Mas naquele dia tudo fora diferente. Lembro-me que na noite anterior meu pai pediu-me pra não dormir tão tarde. Mas eu estava acostumado a acordar todos os dias no mesmo horário, ainda que dormisse um pouco mais tarde. Quando acordei, o relógio marcava 6:50h, percebi então que chovia muito forte, talvez por isso tivesse acordado mais tarde. Arrumei-me correndo, peguei a mochila e corri pro ponto. Mas no meio do caminho o ziper da mochila abriu e meus papéis espalharam-se pelo chão molhado. Coloquei-os de qualquer jeito e continuei correndo. Estava quase chegando no ponto quando vejo o ônibus se afastando. Ainda tentei correr, mas ele não parou. Sentei então em um dos bancos. Eu estava bastante molhado, mas naquele momento mal me importei com isso. Olhei no relógio do letreiro eletrônico da praça, eram 7:04h. Eu estava desolado, arrasado, molhado, e pior, atrasado. Se havia algo que detestava era atraso. Os minutos custaram a passar... Pensei em milhões de coisas e olhei de novo o relógio, 7:09h. Tentei me entreter com o modo como a água corria de cima do telhado pro chão. Tentei me entreter com as acrobacias que as pessoas faziam procurando um lugar pra se proteger da chuva. Tentei me entreter com a bolinha vermelha do gorro de uma criança no colo de uma senhora do meu lado. Nada deu jeito.
A senhora ao meu lado começou então a conversar comigo. Falamos basicamente sobre a chuva. Sobre as pessoas que nao tinham casa pra se abrigar, sobre os agricultores que tanto esperaram por aquela chuva, sobre as enchentes decorrentes da falta de estrutura pra receber toda aquela água, etc. Olhei novamente no relógio da praça, eram 7:28h. Um outro ônibus estava vindo pro ponto, era o meu. Levantei e despedi-me da senhora com o menino no colo.
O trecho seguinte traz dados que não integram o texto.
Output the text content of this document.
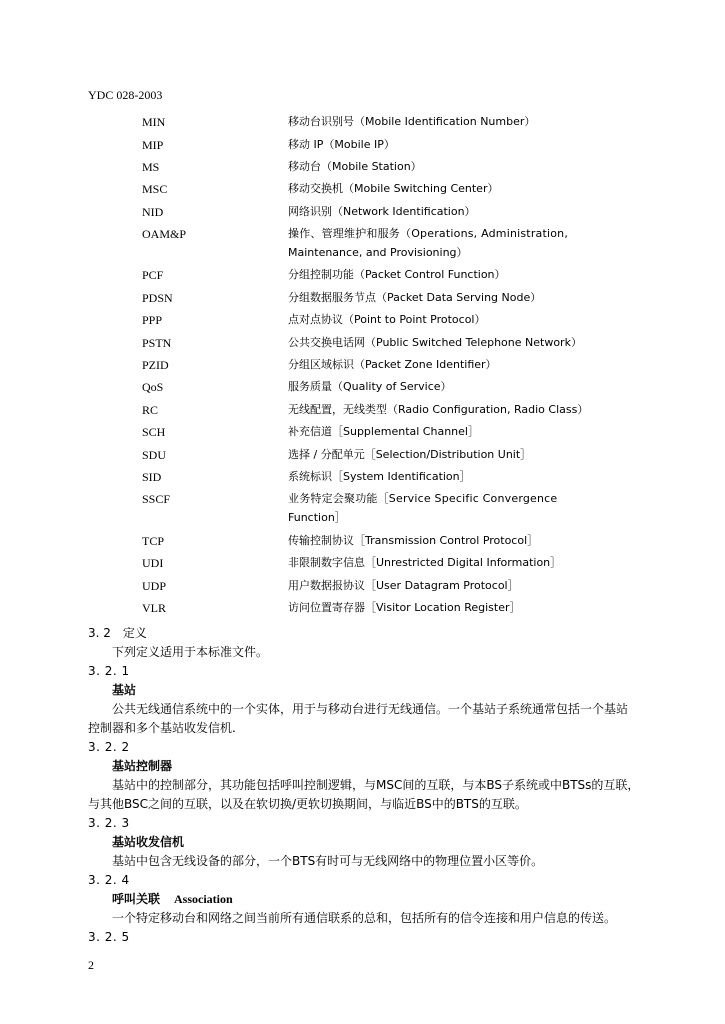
YDC 028-2003
MIN	移动台识别号（Mobile Identification Number）
MIP	移动 IP（Mobile IP）
MS	移动台（Mobile Station）
MSC	移动交换机（Mobile Switching Center）
NID	网络识别（Network Identification）
OAM&P	操作、管理维护和服务（Operations, Administration,
Maintenance, and Provisioning）
PCF	分组控制功能（Packet Control Function）
PDSN	分组数据服务节点（Packet Data Serving Node）
PPP	点对点协议（Point to Point Protocol）
PSTN	公共交换电话网（Public Switched Telephone Network）
PZID	分组区域标识（Packet Zone Identifier）
QoS	服务质量（Quality of Service）
RC	无线配置，无线类型（Radio Configuration, Radio Class）
SCH	补充信道［Supplemental Channel］
SDU	选择 / 分配单元［Selection/Distribution Unit］
SID	系统标识［System Identification］
SSCF	业务特定会聚功能［Service Specific Convergence
Function］
TCP	传输控制协议［Transmission Control Protocol］
UDI	非限制数字信息［Unrestricted Digital Information］
UDP	用户数据报协议［User Datagram Protocol］
VLR	访问位置寄存器［Visitor Location Register］
3. 2　定义
下列定义适用于本标准文件。
3. 2. 1
基站
公共无线通信系统中的一个实体，用于与移动台进行无线通信。一个基站子系统通常包括一个基站
控制器和多个基站收发信机.
3. 2. 2
基站控制器
基站中的控制部分，其功能包括呼叫控制逻辑，与MSC间的互联，与本BS子系统或中BTSs的互联，
与其他BSC之间的互联，以及在软切换/更软切换期间，与临近BS中的BTS的互联。
3. 2. 3
基站收发信机
基站中包含无线设备的部分，一个BTS有时可与无线网络中的物理位置小区等价。
3. 2. 4
呼叫关联 Association
一个特定移动台和网络之间当前所有通信联系的总和，包括所有的信令连接和用户信息的传送。
3. 2. 5
2
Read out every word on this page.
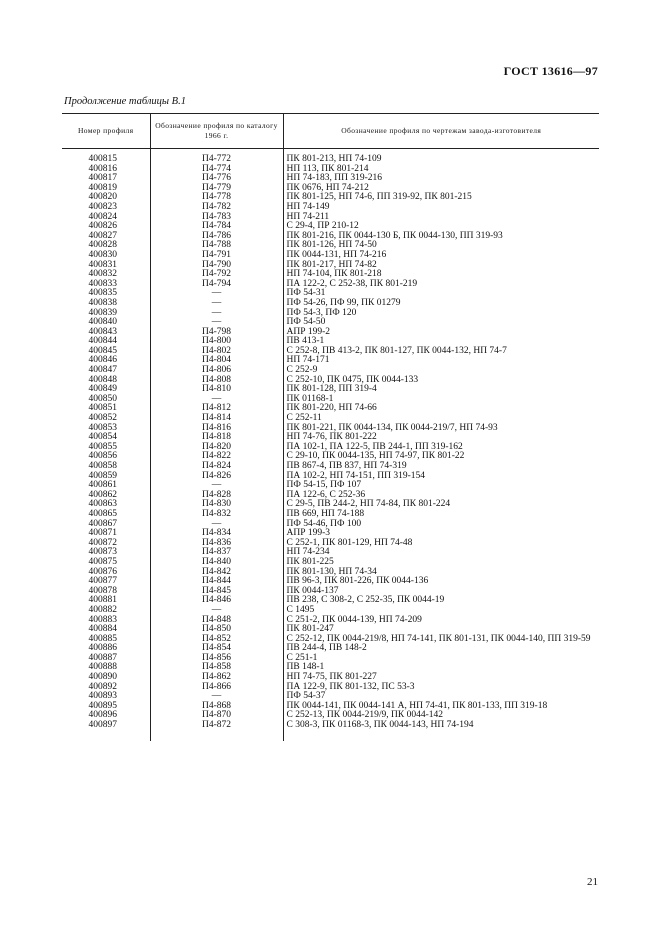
ГОСТ 13616—97
Продолжение таблицы В.1
Номер профиля	Обозначение профиля по каталогу 1966 г.	Обозначение профиля по чертежам завода-изготовителя
400815	П4-772	ПК 801-213, НП 74-109
400816	П4-774	НП 113, ПК 801-214
400817	П4-776	НП 74-183, ПП 319-216
400819	П4-779	ПК 0676, НП 74-212
400820	П4-778	ПК 801-125, НП 74-6, ПП 319-92, ПК 801-215
400823	П4-782	НП 74-149
400824	П4-783	НП 74-211
400826	П4-784	С 29-4, ПР 210-12
400827	П4-786	ПК 801-216, ПК 0044-130 Б, ПК 0044-130, ПП 319-93
400828	П4-788	ПК 801-126, НП 74-50
400830	П4-791	ПК 0044-131, НП 74-216
400831	П4-790	ПК 801-217, НП 74-82
400832	П4-792	НП 74-104, ПК 801-218
400833	П4-794	ПА 122-2, С 252-38, ПК 801-219
400835	—	ПФ 54-31
400838	—	ПФ 54-26, ПФ 99, ПК 01279
400839	—	ПФ 54-3, ПФ 120
400840	—	ПФ 54-50
400843	П4-798	АПР 199-2
400844	П4-800	ПВ 413-1
400845	П4-802	С 252-8, ПВ 413-2, ПК 801-127, ПК 0044-132, НП 74-7
400846	П4-804	НП 74-171
400847	П4-806	С 252-9
400848	П4-808	С 252-10, ПК 0475, ПК 0044-133
400849	П4-810	ПК 801-128, ПП 319-4
400850	—	ПК 01168-1
400851	П4-812	ПК 801-220, НП 74-66
400852	П4-814	С 252-11
400853	П4-816	ПК 801-221, ПК 0044-134, ПК 0044-219/7, НП 74-93
400854	П4-818	НП 74-76, ПК 801-222
400855	П4-820	ПА 102-1, ПА 122-5, ПВ 244-1, ПП 319-162
400856	П4-822	С 29-10, ПК 0044-135, НП 74-97, ПК 801-22
400858	П4-824	ПВ 867-4, ПВ 837, НП 74-319
400859	П4-826	ПА 102-2, НП 74-151, ПП 319-154
400861	—	ПФ 54-15, ПФ 107
400862	П4-828	ПА 122-6, С 252-36
400863	П4-830	С 29-5, ПВ 244-2, НП 74-84, ПК 801-224
400865	П4-832	ПВ 669, НП 74-188
400867	—	ПФ 54-46, ПФ 100
400871	П4-834	АПР 199-3
400872	П4-836	С 252-1, ПК 801-129, НП 74-48
400873	П4-837	НП 74-234
400875	П4-840	ПК 801-225
400876	П4-842	ПК 801-130, НП 74-34
400877	П4-844	ПВ 96-3, ПК 801-226, ПК 0044-136
400878	П4-845	ПК 0044-137
400881	П4-846	ПВ 238, С 308-2, С 252-35, ПК 0044-19
400882	—	С 1495
400883	П4-848	С 251-2, ПК 0044-139, НП 74-209
400884	П4-850	ПК 801-247
400885	П4-852	С 252-12, ПК 0044-219/8, НП 74-141, ПК 801-131, ПК 0044-140, ПП 319-59
400886	П4-854	ПВ 244-4, ПВ 148-2
400887	П4-856	С 251-1
400888	П4-858	ПВ 148-1
400890	П4-862	НП 74-75, ПК 801-227
400892	П4-866	ПА 122-9, ПК 801-132, ПС 53-3
400893	—	ПФ 54-37
400895	П4-868	ПК 0044-141, ПК 0044-141 А, НП 74-41, ПК 801-133, ПП 319-18
400896	П4-870	С 252-13, ПК 0044-219/9, ПК 0044-142
400897	П4-872	С 308-3, ПК 01168-3, ПК 0044-143, НП 74-194
21
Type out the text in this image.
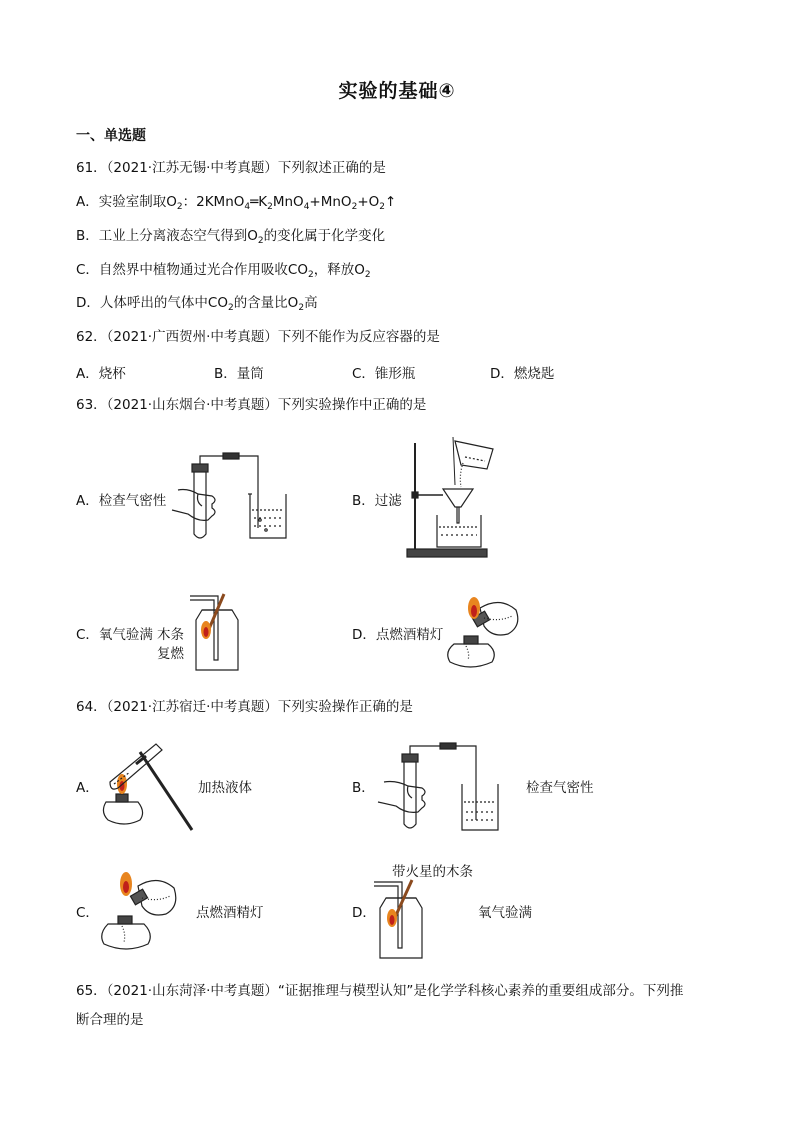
实验的基础④
一、单选题
61．（2021·江苏无锡·中考真题）下列叙述正确的是
A．实验室制取$O_2$：$2KMnO_4═K_2MnO_4+MnO_2+O_2↑$
B．工业上分离液态空气得到$O_2$的变化属于化学变化
C．自然界中植物通过光合作用吸收$CO_2$，释放$O_2$
D．人体呼出的气体中$CO_2$的含量比$O_2$高
62．（2021·广西贺州·中考真题）下列不能作为反应容器的是
A．烧杯	B．量筒	C．锥形瓶	D．燃烧匙
63．（2021·山东烟台·中考真题）下列实验操作中正确的是
A．检查气密性	B．过滤
C．氧气验满 木条
复燃
D．点燃酒精灯
64．（2021·江苏宿迁·中考真题）下列实验操作正确的是
A．	加热液体	B．	检查气密性
C．	点燃酒精灯	D．
带火星的木条
氧气验满
65．（2021·山东菏泽·中考真题）“证据推理与模型认知”是化学学科核心素养的重要组成部分。下列推
断合理的是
E antes que eu entrasse no ônibus ela me disse: Não tenha pressa meu garoto, talvez hoje não seja o seu dia. E é nesses dias que devemos tem mais calma, pressa só o fará atrapalhar mais ainda seu atrapalhado dia.
Ouvi o que a senhora disse sem dar muita importância e entrei no ônibus, ele estava um pouco cheio, por isso me sentei em uma das cadeiras da frente. Abri minha mochila, havia esquecido o livro em cima da mesa de cabeceira na noite anterior, na pressa de sair e não me atrasar não o peguei. Fiquei então pensando no que a senhora havia me tido... Não havia realmente entendido o significado das palavras. Destraí-me com isso até chegar próximo o meu ponto. Levantei-me então para pagar a passagem. Coloquei a mão nos bolsos, tal qual o livro, havia me esquecido de pegar o dinheiro da passagem devido a pressa. Olhei para os lados, estava desesperado. Estranhamente, não havia ninguém conhecido no ônibus.
Falei então com o cobrador do ônibus, expliquei a ele minha situação, faltavam apenas dois pontos pra chegar a escola. Ele me disse que eu deveria descer no ponto em que o ônibus havia parado, e que não fizesse mais isso. Como desci pela frente, todos olharam pra mim. Corri então em direção à escola, mas como já estava muito atrasado continuei o trajeto andando. Ao chegar deparei-me com o portão fechado. Chamei, bati palma, gritei, e nada. Ninguém apareceu...
Resolvi então ir perguntar ao moço da padaria em frente à escola. Atravessei a rua, entrei na padaria e dei de cara com um garoto da escola. Ele estava vestido informalmente, então perguntei: Porque não foi à aula?
E ele me respondeu: Ué, porque hoje é sábado, não tem aula. - E saiu em direção a sua casa.

Andei então até uma pequena praça que havia perto e me sentei em um banco de madeira. Lembrei-me então do que a senhora havia me dito... De tão ridículo, fora até engraçado ter passado por tudo aquilo. É, às vezes não é mesmo nosso dia...

Momentos...

Momentos...
"Mas aqueles anjos agora já se foram, depois que eu cresci"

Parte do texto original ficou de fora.